Once the FDA approves a drug for one condition or disease, doctors are free to prescribe it for another, a situation defined as prescribing “off-label.” This is not always a good idea, but there is latitude in a legal sense to use a drug for a condition not strictly approved by regulation, but considered by the physician to be useful (if not necessarily safe or appropriate). As for marketing, however, pharmaceutical companies are not allowed to promote such off-label uses. Usually, when this occurs (or is discovered), the company responsible is subject to heavy fines by the FDA.
The New York Times, however, just reported that the former head of a drug company was convicted of wire fraud for issuing what federal prosecutors called a misleading press release that contributed to off-label sales of his company’s drug. The former chief executive of InterMune was, however, acquitted of the related charge of “misbranding,” that is, off-label marketing itself. It seems like splitting legal hairs, yet the gentleman in question faces a jail term if his appeal fails.
This should strike fear into corporate executives who can hide behind a corporate shield when they promote drugs with false or misleading information.
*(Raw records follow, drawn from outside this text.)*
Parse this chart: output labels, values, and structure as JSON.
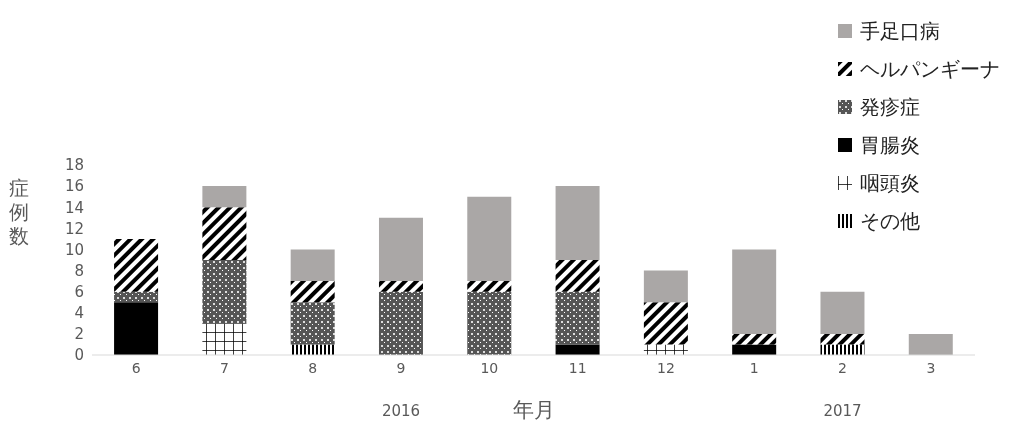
{
  "chart_data": {
    "type": "bar",
    "stacked": true,
    "ylabel": "症例数",
    "xlabel": "年月",
    "categories": [
      "6",
      "7",
      "8",
      "9",
      "10",
      "11",
      "12",
      "1",
      "2",
      "3"
    ],
    "series": [
      {
        "name": "その他",
        "color": "#000000",
        "values": [
          0,
          0,
          1,
          0,
          0,
          0,
          0,
          0,
          1,
          0
        ]
      },
      {
        "name": "咽頭炎",
        "color": "#000000",
        "values": [
          0,
          3,
          0,
          0,
          0,
          0,
          1,
          0,
          0,
          0
        ]
      },
      {
        "name": "胃腸炎",
        "color": "#000000",
        "values": [
          5,
          0,
          0,
          0,
          0,
          1,
          0,
          1,
          0,
          0
        ]
      },
      {
        "name": "発疹症",
        "color": "#555555",
        "values": [
          1,
          6,
          4,
          6,
          6,
          5,
          0,
          0,
          0,
          0
        ]
      },
      {
        "name": "ヘルパンギーナ",
        "color": "#000000",
        "values": [
          5,
          5,
          2,
          1,
          1,
          3,
          4,
          1,
          1,
          0
        ]
      },
      {
        "name": "手足口病",
        "color": "#aaa7a6",
        "values": [
          0,
          2,
          3,
          6,
          8,
          7,
          3,
          8,
          4,
          2
        ]
      }
    ],
    "ylim": [
      0,
      18
    ],
    "yticks": [
      0,
      2,
      4,
      6,
      8,
      10,
      12,
      14,
      16,
      18
    ],
    "legend": "top right",
    "annotations": [
      "2016",
      "2017"
    ]
  }
}
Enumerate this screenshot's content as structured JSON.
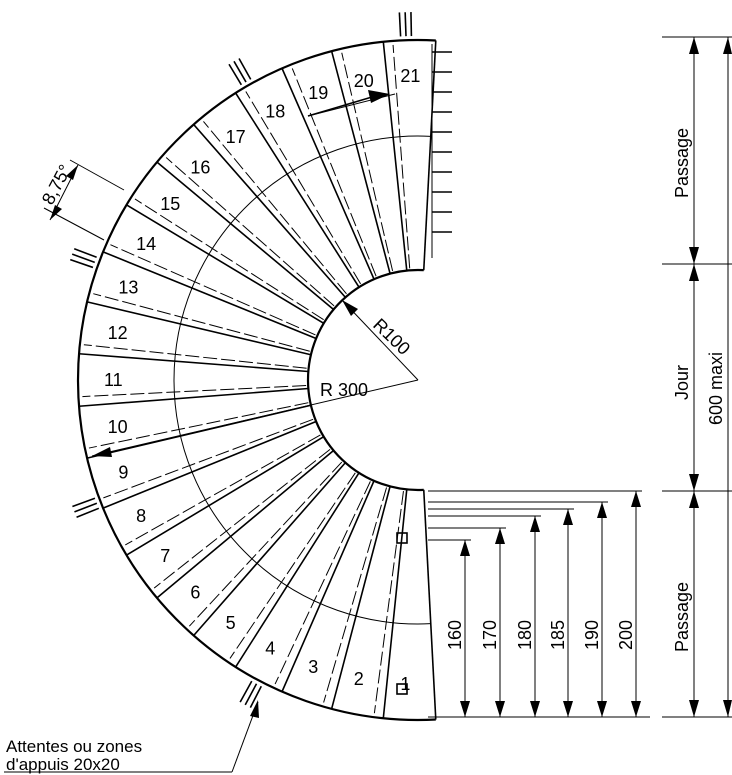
{
  "steps": [
    "1",
    "2",
    "3",
    "4",
    "5",
    "6",
    "7",
    "8",
    "9",
    "10",
    "11",
    "12",
    "13",
    "14",
    "15",
    "16",
    "17",
    "18",
    "19",
    "20",
    "21"
  ],
  "labels": {
    "angle": "8,75°",
    "radius_outer": "R 300",
    "radius_inner": "R100",
    "passage_top": "Passage",
    "jour": "Jour",
    "passage_bottom": "Passage",
    "total_height": "600 maxi",
    "note_line1": "Attentes ou zones",
    "note_line2": "d'appuis 20x20"
  },
  "step_heights": [
    "160",
    "170",
    "180",
    "185",
    "190",
    "200"
  ],
  "colors": {
    "ink": "#000000",
    "paper": "#ffffff"
  }
}
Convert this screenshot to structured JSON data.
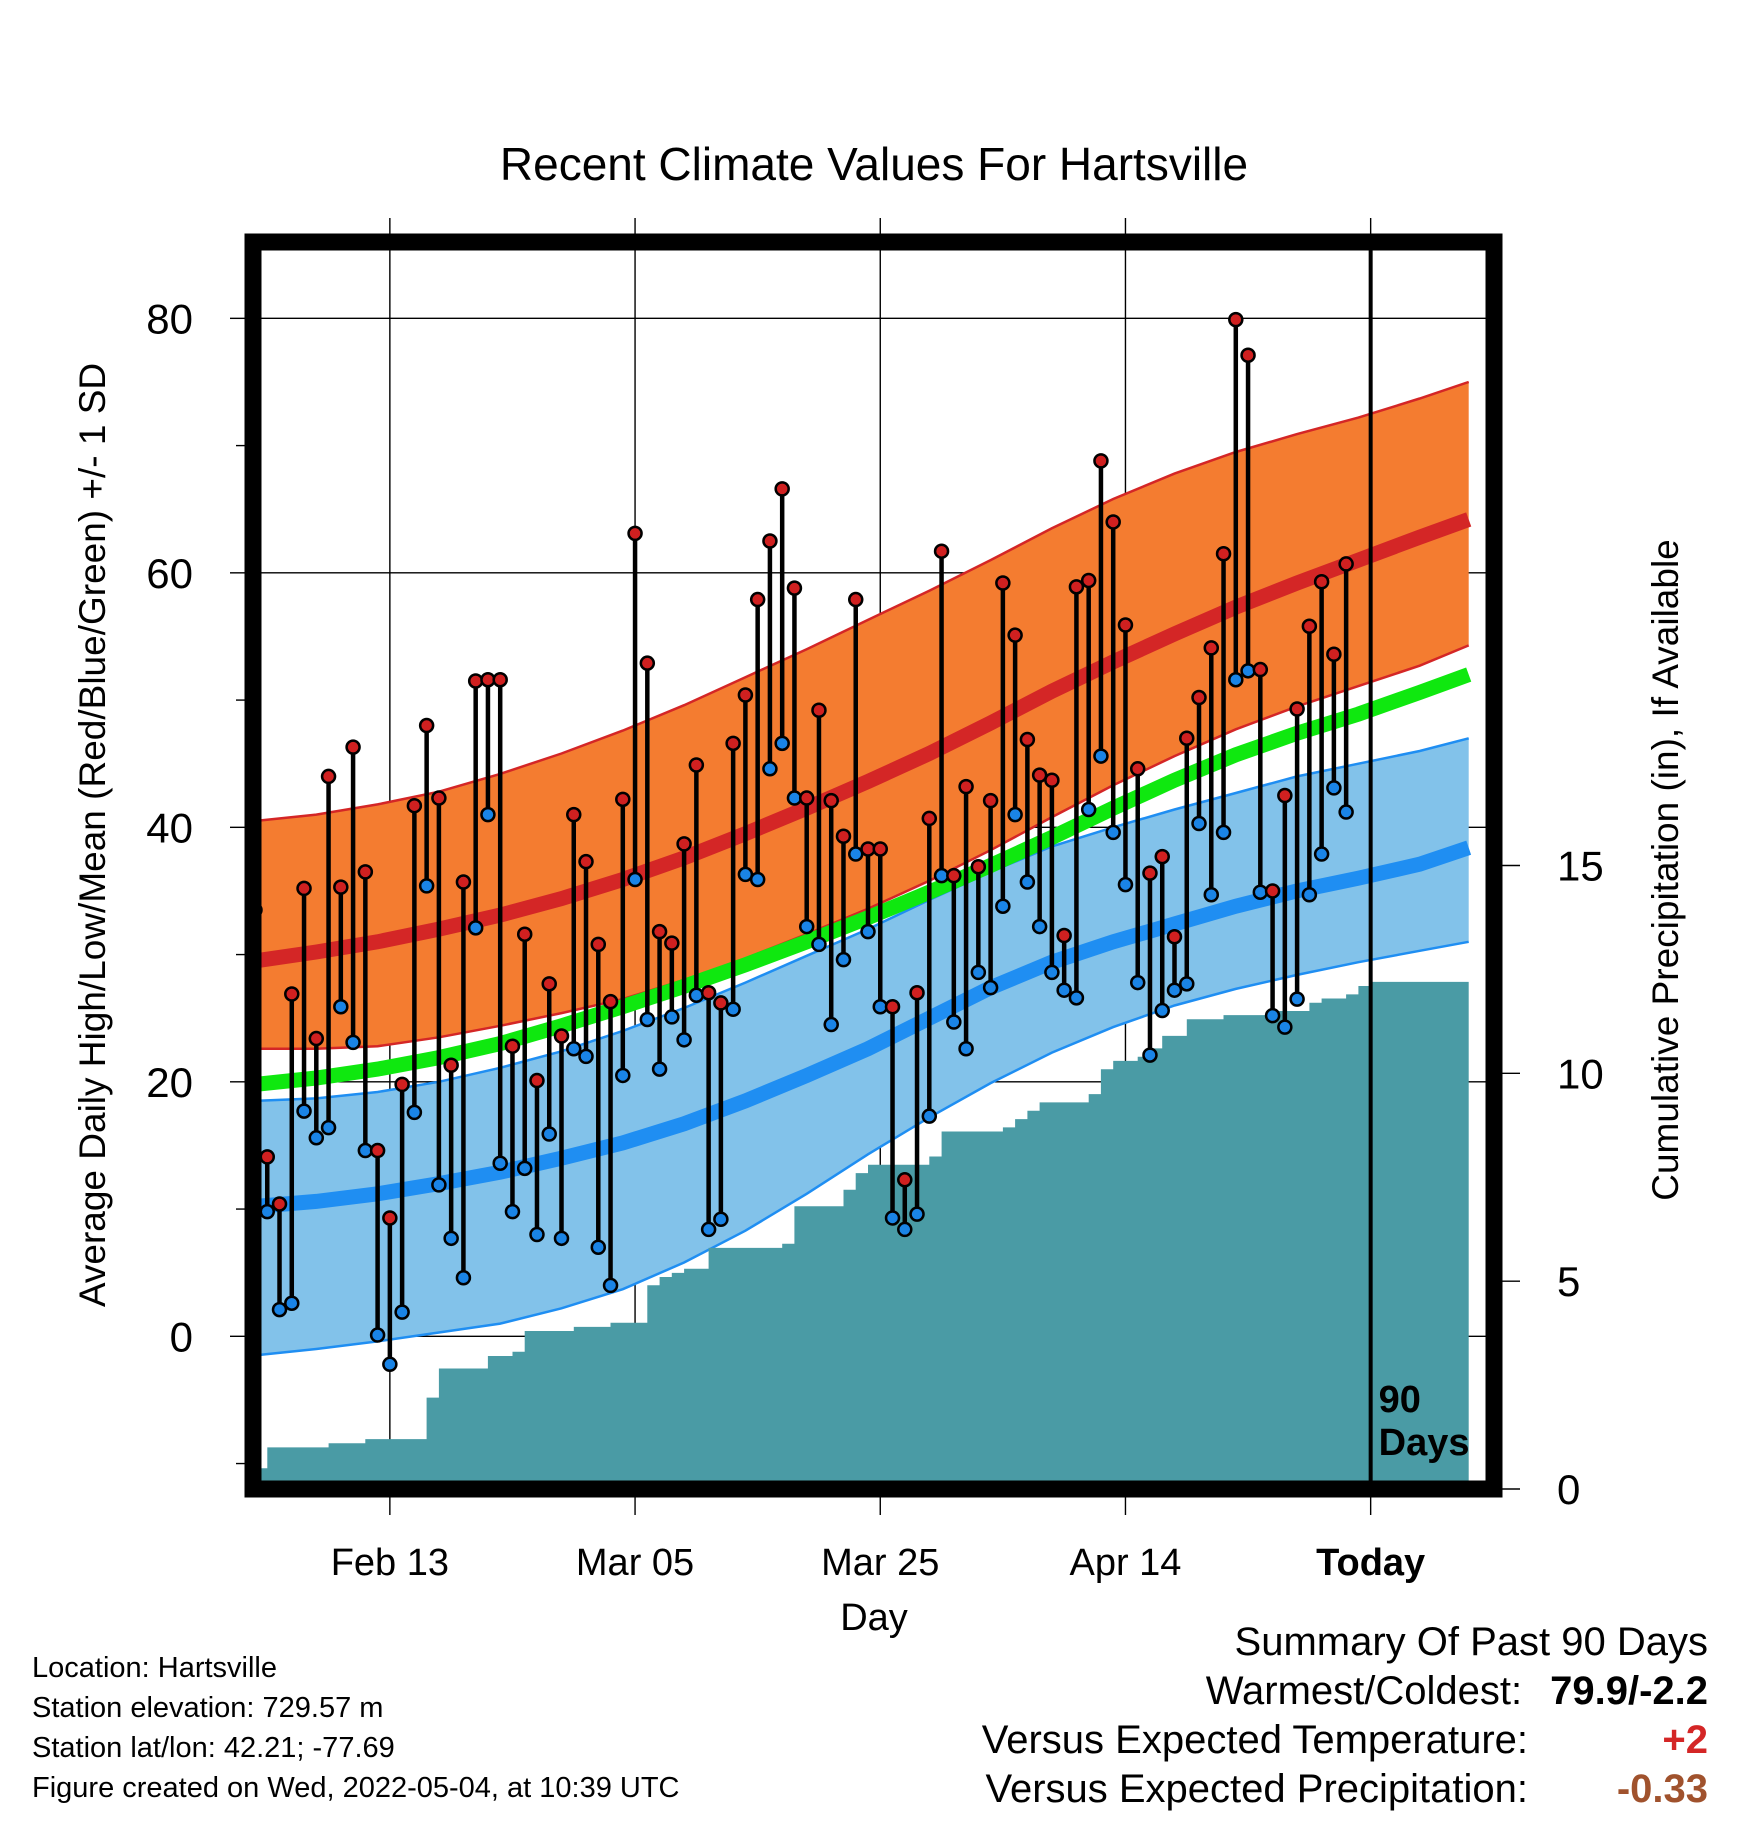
{
  "chart_data": {
    "type": "line",
    "title": "Recent Climate Values For Hartsville",
    "xlabel": "Day",
    "ylabel": "Average Daily High/Low/Mean (Red/Blue/Green) +/- 1 SD",
    "y2label": "Cumulative Precipitation (in), If Available",
    "x_ticks": [
      {
        "day": 11,
        "label": "Feb 13"
      },
      {
        "day": 31,
        "label": "Mar 05"
      },
      {
        "day": 51,
        "label": "Mar 25"
      },
      {
        "day": 71,
        "label": "Apr 14"
      },
      {
        "day": 91,
        "label": "Today"
      }
    ],
    "xlim": [
      0,
      100
    ],
    "ylim": [
      -12,
      86
    ],
    "y_ticks": [
      0,
      20,
      40,
      60,
      80
    ],
    "y2lim": [
      0,
      30
    ],
    "y2_ticks": [
      0,
      5,
      10,
      15
    ],
    "window_marker_day": 91,
    "window_marker_label": [
      "90",
      "Days"
    ],
    "colors": {
      "high_band": "#f47c30",
      "high_mean": "#d42626",
      "low_band": "#82c2ea",
      "low_mean": "#1f8ef2",
      "mean_line": "#0fe80f",
      "precip": "#4a9ba5",
      "high_point": "#d02020",
      "low_point": "#1a84e6"
    },
    "normals": {
      "days": [
        0,
        5,
        10,
        15,
        20,
        25,
        30,
        35,
        40,
        45,
        50,
        55,
        60,
        65,
        70,
        75,
        80,
        85,
        90,
        95,
        99
      ],
      "high_mean": [
        29.5,
        30.2,
        31.0,
        32.0,
        33.1,
        34.4,
        35.9,
        37.6,
        39.5,
        41.5,
        43.6,
        45.8,
        48.2,
        50.7,
        53.0,
        55.2,
        57.3,
        59.2,
        61.0,
        62.8,
        64.2
      ],
      "high_upper": [
        40.5,
        41.0,
        41.8,
        42.8,
        44.2,
        45.8,
        47.6,
        49.6,
        51.8,
        54.0,
        56.3,
        58.6,
        61.0,
        63.5,
        65.8,
        67.8,
        69.5,
        70.9,
        72.2,
        73.7,
        75.0
      ],
      "high_lower": [
        22.6,
        22.6,
        22.8,
        23.5,
        24.4,
        25.4,
        26.5,
        28.0,
        29.7,
        31.6,
        33.6,
        35.8,
        38.2,
        40.8,
        43.3,
        45.6,
        47.7,
        49.5,
        51.1,
        52.7,
        54.3
      ],
      "mean": [
        19.8,
        20.3,
        21.0,
        21.9,
        23.0,
        24.4,
        25.9,
        27.5,
        29.2,
        31.0,
        32.9,
        34.9,
        37.0,
        39.2,
        41.5,
        43.7,
        45.7,
        47.4,
        48.9,
        50.6,
        52.0
      ],
      "low_mean": [
        10.2,
        10.6,
        11.2,
        12.0,
        12.9,
        14.0,
        15.2,
        16.7,
        18.5,
        20.5,
        22.6,
        25.0,
        27.4,
        29.4,
        31.0,
        32.4,
        33.8,
        35.0,
        36.0,
        37.1,
        38.4
      ],
      "low_upper": [
        18.5,
        18.7,
        19.2,
        20.0,
        21.1,
        22.4,
        24.0,
        25.8,
        27.8,
        29.9,
        32.0,
        34.3,
        36.5,
        38.5,
        40.0,
        41.4,
        42.7,
        44.0,
        45.0,
        46.0,
        47.0
      ],
      "low_lower": [
        -1.5,
        -1.0,
        -0.4,
        0.3,
        1.0,
        2.2,
        3.7,
        5.8,
        8.3,
        11.2,
        14.3,
        17.2,
        19.9,
        22.3,
        24.3,
        26.0,
        27.3,
        28.4,
        29.4,
        30.3,
        31.0
      ]
    },
    "observed": {
      "high": [
        33.5,
        14.1,
        10.4,
        26.9,
        35.2,
        23.4,
        44.0,
        35.3,
        46.3,
        36.5,
        14.6,
        9.3,
        19.8,
        41.7,
        48.0,
        42.3,
        21.3,
        35.7,
        51.5,
        51.6,
        51.6,
        22.8,
        31.6,
        20.1,
        27.7,
        23.6,
        41.0,
        37.3,
        30.8,
        26.3,
        42.2,
        63.1,
        52.9,
        31.8,
        30.9,
        38.7,
        44.9,
        27.0,
        26.2,
        46.6,
        50.4,
        57.9,
        62.5,
        66.6,
        58.8,
        42.3,
        49.2,
        42.1,
        39.3,
        57.9,
        38.3,
        38.3,
        25.9,
        12.3,
        27.0,
        40.7,
        61.7,
        36.2,
        43.2,
        36.9,
        42.1,
        59.2,
        55.1,
        46.9,
        44.1,
        43.7,
        31.5,
        58.9,
        59.4,
        68.8,
        64.0,
        55.9,
        44.6,
        36.4,
        37.7,
        31.4,
        47.0,
        50.2,
        54.1,
        61.5,
        79.9,
        77.1,
        52.4,
        35.0,
        42.5,
        49.3,
        55.8,
        59.3,
        53.6,
        60.7
      ],
      "low": [
        14.1,
        9.8,
        2.1,
        2.6,
        17.7,
        15.6,
        16.4,
        25.9,
        23.1,
        14.6,
        0.1,
        -2.2,
        1.9,
        17.6,
        35.4,
        11.9,
        7.7,
        4.6,
        32.1,
        41.0,
        13.6,
        9.8,
        13.2,
        8.0,
        15.9,
        7.7,
        22.6,
        22.0,
        7.0,
        4.0,
        20.5,
        35.9,
        24.9,
        21.0,
        25.1,
        23.3,
        26.8,
        8.4,
        9.2,
        25.7,
        36.3,
        35.9,
        44.6,
        46.6,
        42.3,
        32.2,
        30.8,
        24.5,
        29.6,
        37.9,
        31.8,
        25.9,
        9.3,
        8.4,
        9.6,
        17.3,
        36.2,
        24.7,
        22.6,
        28.6,
        27.4,
        33.8,
        41.0,
        35.7,
        32.2,
        28.6,
        27.2,
        26.6,
        41.4,
        45.6,
        39.6,
        35.5,
        27.8,
        22.1,
        25.6,
        27.2,
        27.7,
        40.3,
        34.7,
        39.6,
        51.6,
        52.3,
        34.9,
        25.2,
        24.3,
        26.5,
        34.7,
        37.9,
        43.1,
        41.2
      ]
    },
    "precip": {
      "days": [
        0,
        1,
        6,
        9,
        13,
        14,
        15,
        18,
        19,
        21,
        22,
        23,
        24,
        26,
        27,
        29,
        31,
        32,
        33,
        34,
        35,
        37,
        38,
        43,
        44,
        47,
        48,
        49,
        50,
        55,
        56,
        61,
        62,
        63,
        64,
        67,
        68,
        69,
        70,
        72,
        73,
        74,
        76,
        79,
        83,
        86,
        87,
        89,
        90,
        91,
        99
      ],
      "cumulative": [
        0.5,
        1.0,
        1.1,
        1.2,
        1.2,
        2.2,
        2.9,
        2.9,
        3.2,
        3.3,
        3.8,
        3.8,
        3.8,
        3.9,
        3.9,
        4.0,
        4.0,
        4.9,
        5.1,
        5.2,
        5.3,
        5.8,
        5.8,
        5.9,
        6.8,
        6.8,
        7.2,
        7.6,
        7.8,
        8.0,
        8.6,
        8.7,
        8.9,
        9.1,
        9.3,
        9.3,
        9.5,
        10.1,
        10.3,
        10.4,
        10.6,
        10.9,
        11.3,
        11.4,
        11.5,
        11.7,
        11.8,
        11.9,
        12.1,
        12.2,
        12.2
      ]
    }
  },
  "info": {
    "location": "Location: Hartsville",
    "elevation": "Station elevation: 729.57 m",
    "latlon": "Station lat/lon: 42.21; -77.69",
    "created": "Figure created on Wed, 2022-05-04, at 10:39 UTC"
  },
  "summary": {
    "title": "Summary Of Past 90 Days",
    "warmest_coldest_label": "Warmest/Coldest:",
    "warmest_coldest_value": "79.9/-2.2",
    "temp_label": "Versus Expected Temperature:",
    "temp_value": "+2",
    "temp_color": "#d42626",
    "precip_label": "Versus Expected Precipitation:",
    "precip_value": "-0.33",
    "precip_color": "#a0522d"
  }
}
The whole concept of off-label use by doctors and promotion of drugs for unapproved uses of new-and old drugs-deserves to be reassessed, not only by the Government, but by the research community. I can offer many examples in a coming blog.
The next time your doctor prescribes a new drug for, let us say, fibromyalgia or depression,or anything else, it might be wise to ask him or her if this is an off-label use. Sometimes, in the case of life-threatening illness when options have been exhausted, off-label use of a drug might make sense, but in other situations, it might conceivably lead to patient-and doctor’s-remorse.